Meanwhile, retail REITs witnessed lower tenant sales even as shopper traffic increased.
Driven by higher contributions from earlier acquisitions, industrial real estate investment trusts (REITs) registered the strongest net property income growth at 5-101% in the third quarter of 2019, reported Singapore Business Review citing Maybank Kim Eng.
Ascendas REIT, for instance, saw its NPI increase 12% year-on-year following the completion of two UK deals in 2H 2018. ESR-REIT’s NPI also doubled after its acquisition of 15 Greenwich Drive and the addition of nine properties from Viva Industrial Trust following the merger.
Pushing for overseas diversification, industrial REITs also emerged as the most active in deals, with overseas assets under management (AUMs) at 24-69% of the total from 9-67%.
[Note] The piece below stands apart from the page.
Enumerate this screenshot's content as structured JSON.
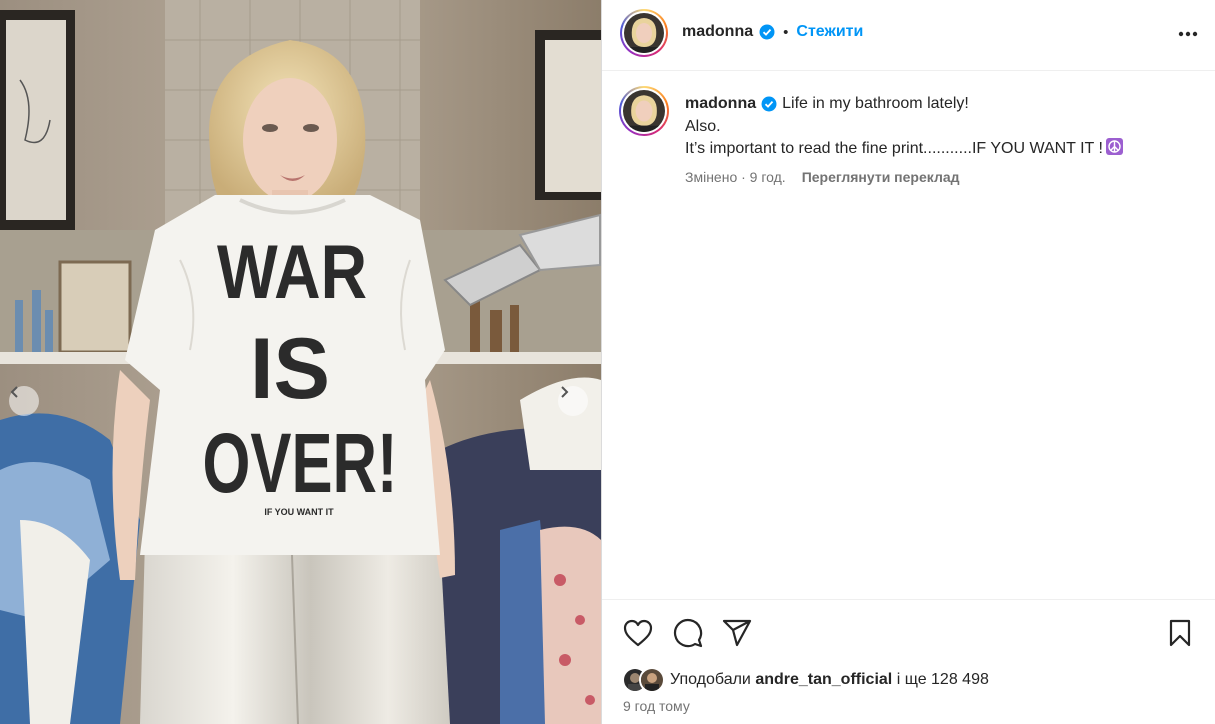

“Overseas assets are mostly freehold and should continue to strengthen S-REITs’ overall AUM growth, with their relatively longer WALEs and leases embedded by annual rental escalations supporting DPU visibility,” noted Chua Su Tye, analyst at Maybank Kim Eng.
However, industrial REITs are expected to witness easing supply and stabilising rents. In Q3 2019, the JTC all-industrial rental index inched up by 0.1% only, while supply is forecasted to ease to 1.7% per annum for 2019 to 2021 from 3.3% in 2014 to 2018.
“Leasing activity was largely due to renewals and relocations as tenants continued to rightsize or consolidate, while holding back their expansion given uncertain macros, suggesting a slower recovery in rents,” said Chua.
Meanwhile, retail REITs witnessed lower tenant sales even as shopper traffic increased 1-9% year-on-year. Only prime Orchard Road malls, such as Wisma Atria, experienced an improvement in tenant sales primarily from a lower base.
Nonetheless, retail REITs recorded better DPU growth in Q3 2019, with CapitaLand Mall Trust leading the pack at 4.8% year-on-year due to higher contributions from Funan and Westgate. Chua expects REIT-owned malls to outperform the broader market both in rents and occupancies.
And while Hospitality REITs lagged in earnings during the period under review, Singapore’s revenue per available room (RevPAR) showed signs of recovery with Frasers Hospitality Trust and CDL Hospitality Trusts registering RevPAR growth of 4.9% year-on-year.